Esta postura levanta questões importantes sobre o funcionamento do nosso sistema democrático. Quando o principal partido da oposição opta por se abster em votações cruciais, não estará a contribuir para um esvaziamento do debate político? Não estará a transformar o parlamento num palco onde o confronto de ideias é substituído por uma coreografia de sombras?
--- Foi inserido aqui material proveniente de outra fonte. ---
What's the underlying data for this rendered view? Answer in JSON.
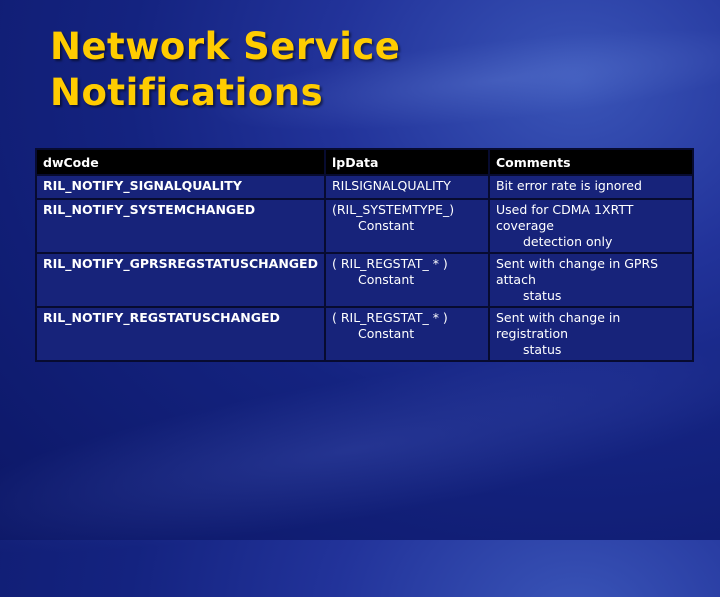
{
  "slide": {
    "title_line1": "Network Service",
    "title_line2": "Notifications"
  },
  "table": {
    "headers": [
      "dwCode",
      "lpData",
      "Comments"
    ],
    "rows": [
      {
        "code": "RIL_NOTIFY_SIGNALQUALITY",
        "lpdata_line1": "RILSIGNALQUALITY",
        "lpdata_line2": "",
        "comment_line1": "Bit error rate is ignored",
        "comment_line2": ""
      },
      {
        "code": "RIL_NOTIFY_SYSTEMCHANGED",
        "lpdata_line1": "(RIL_SYSTEMTYPE_)",
        "lpdata_line2": "Constant",
        "comment_line1": "Used for CDMA 1XRTT coverage",
        "comment_line2": "detection only"
      },
      {
        "code": "RIL_NOTIFY_GPRSREGSTATUSCHANGED",
        "lpdata_line1": "( RIL_REGSTAT_ * )",
        "lpdata_line2": "Constant",
        "comment_line1": "Sent with change in GPRS attach",
        "comment_line2": "status"
      },
      {
        "code": "RIL_NOTIFY_REGSTATUSCHANGED",
        "lpdata_line1": "( RIL_REGSTAT_ * )",
        "lpdata_line2": "Constant",
        "comment_line1": "Sent with  change in registration",
        "comment_line2": "status"
      }
    ]
  },
  "colors": {
    "title": "#ffcc00",
    "background": "#142380",
    "header_bg": "#000000",
    "cell_bg": "#17237a",
    "text": "#ffffff"
  }
}
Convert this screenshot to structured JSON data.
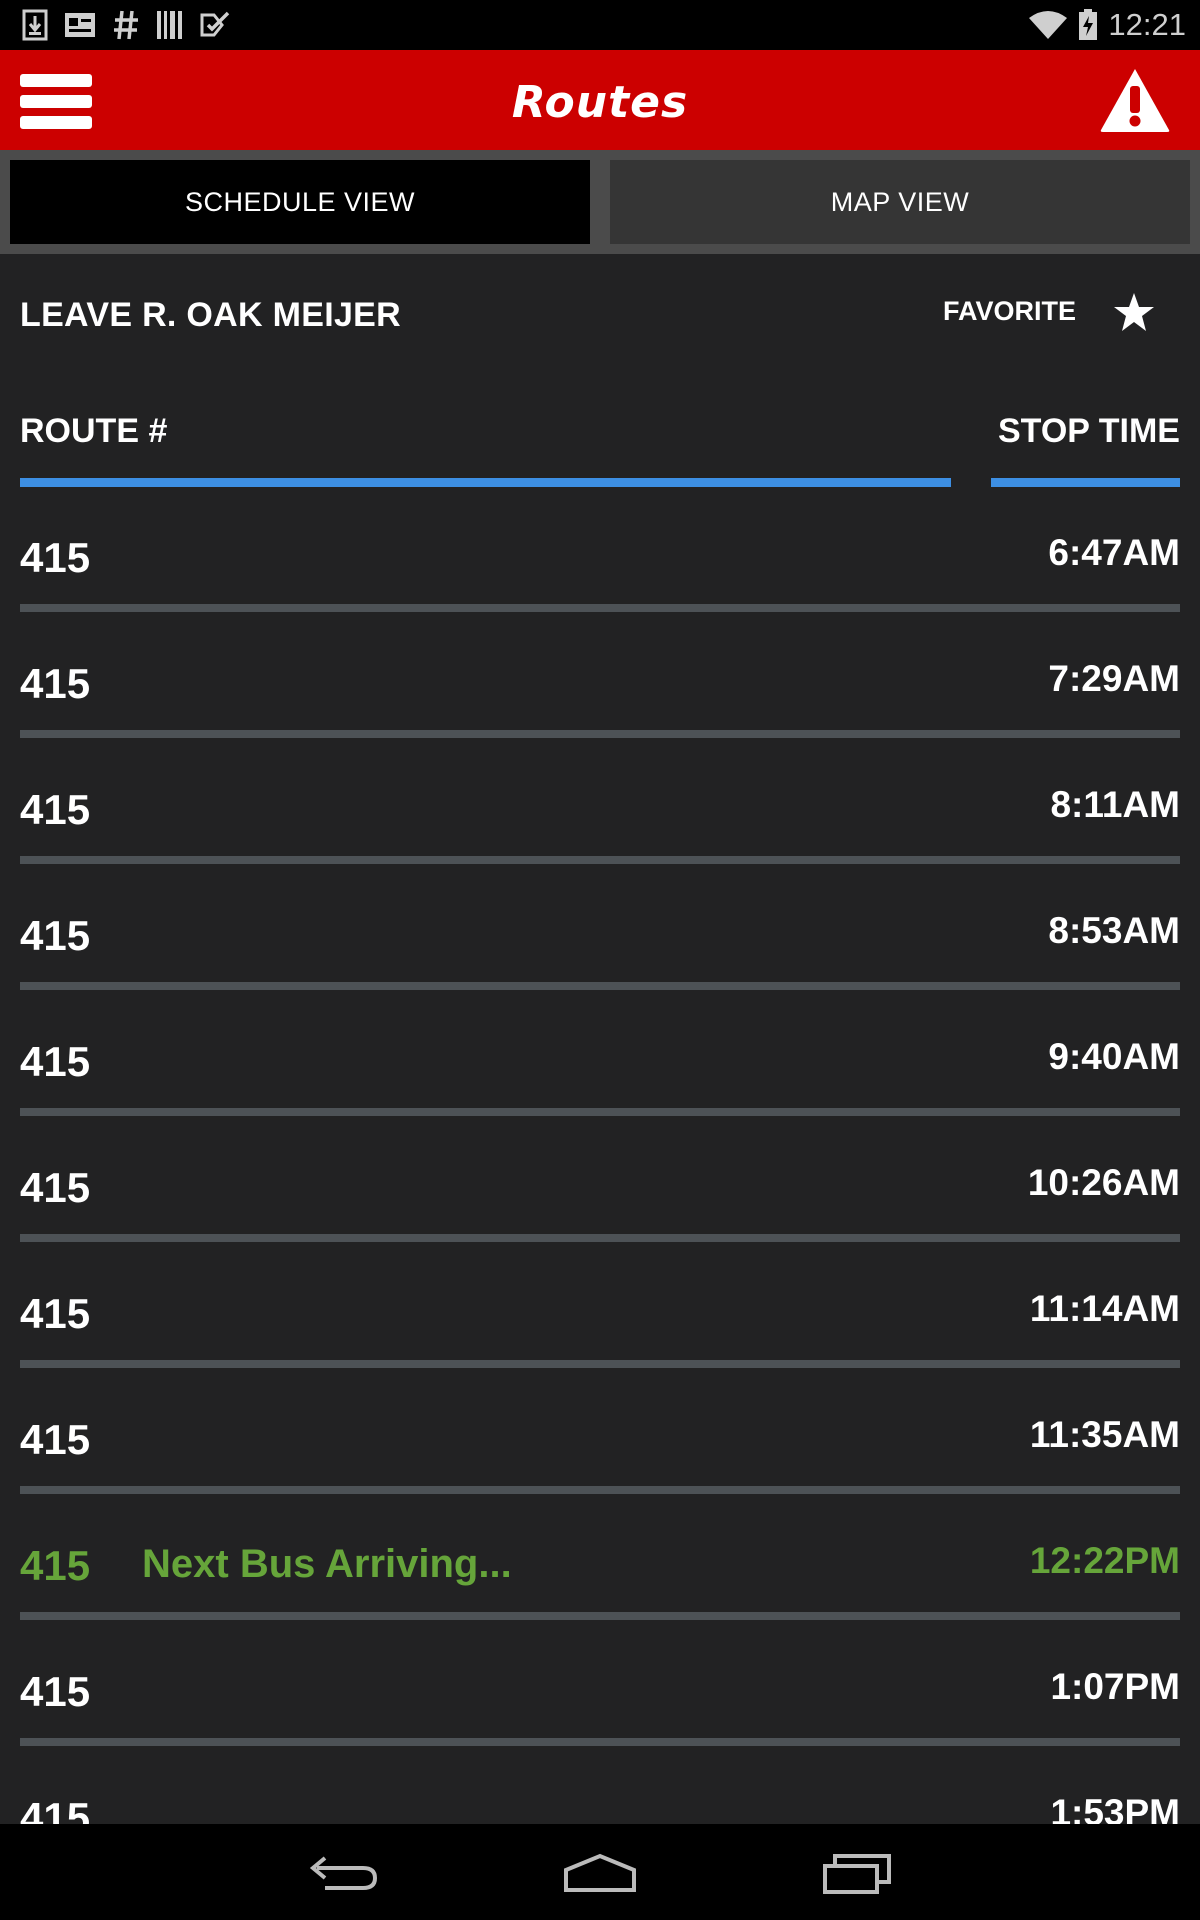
{
  "status_bar": {
    "time": "12:21",
    "notification_icons": [
      "download-icon",
      "news-icon",
      "hashtag-icon",
      "barcode-icon",
      "checklist-icon"
    ],
    "wifi_icon": "wifi-icon",
    "battery_icon": "battery-charging-icon"
  },
  "app_bar": {
    "title": "Routes",
    "menu_icon": "hamburger-menu-icon",
    "alert_icon": "warning-icon",
    "background_color": "#cc0000"
  },
  "tabs": [
    {
      "label": "SCHEDULE VIEW",
      "active": true
    },
    {
      "label": "MAP VIEW",
      "active": false
    }
  ],
  "stop": {
    "title": "LEAVE R. OAK MEIJER",
    "favorite_label": "FAVORITE",
    "favorite_icon": "star-icon"
  },
  "columns": {
    "route": "ROUTE #",
    "time": "STOP TIME",
    "accent_color": "#3d8fe3"
  },
  "schedule": [
    {
      "route": "415",
      "note": "",
      "time": "6:47AM"
    },
    {
      "route": "415",
      "note": "",
      "time": "7:29AM"
    },
    {
      "route": "415",
      "note": "",
      "time": "8:11AM"
    },
    {
      "route": "415",
      "note": "",
      "time": "8:53AM"
    },
    {
      "route": "415",
      "note": "",
      "time": "9:40AM"
    },
    {
      "route": "415",
      "note": "",
      "time": "10:26AM"
    },
    {
      "route": "415",
      "note": "",
      "time": "11:14AM"
    },
    {
      "route": "415",
      "note": "",
      "time": "11:35AM"
    },
    {
      "route": "415",
      "note": "Next Bus Arriving...",
      "time": "12:22PM",
      "next": true
    },
    {
      "route": "415",
      "note": "",
      "time": "1:07PM"
    },
    {
      "route": "415",
      "note": "",
      "time": "1:53PM"
    }
  ],
  "next_bus_color": "#66a53a",
  "nav_bar": {
    "back_icon": "back-icon",
    "home_icon": "home-icon",
    "recents_icon": "recent-apps-icon"
  }
}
O mais preocupante é que esta não é uma situação isolada, mas um sintoma de um padrão mais amplo na nossa democracia. A tendência para evitar confrontos decisivos, para adiar decisões difíceis, para preferir o compromisso ambíguo à clareza das posições, tem-se tornado uma característica definidora da nossa vida política.
Enquanto isso, os problemas estruturais do país - da saúde à educação, da justiça à habitação - aguardam por respostas efetivas. O contraste entre a urgência destes desafios e a lentidão das respostas políticas torna-se cada vez mais gritante.

A abstenção do PS no Orçamento do Estado ficará assim como um símbolo deste momento político: um tempo em que os grandes partidos parecem mais preocupados em não perder do que em ganhar, em não errar do que em acertar, em não decidir do que em escolher caminhos. É uma estratégia que pode funcionar no curto prazo, mas que deixa um vazio perigoso no centro do debate democrático.
Como parece ser sempre em Portugal, ficamos à espera que o futuro resolva os problemas que o presente se recusa a enfrentar.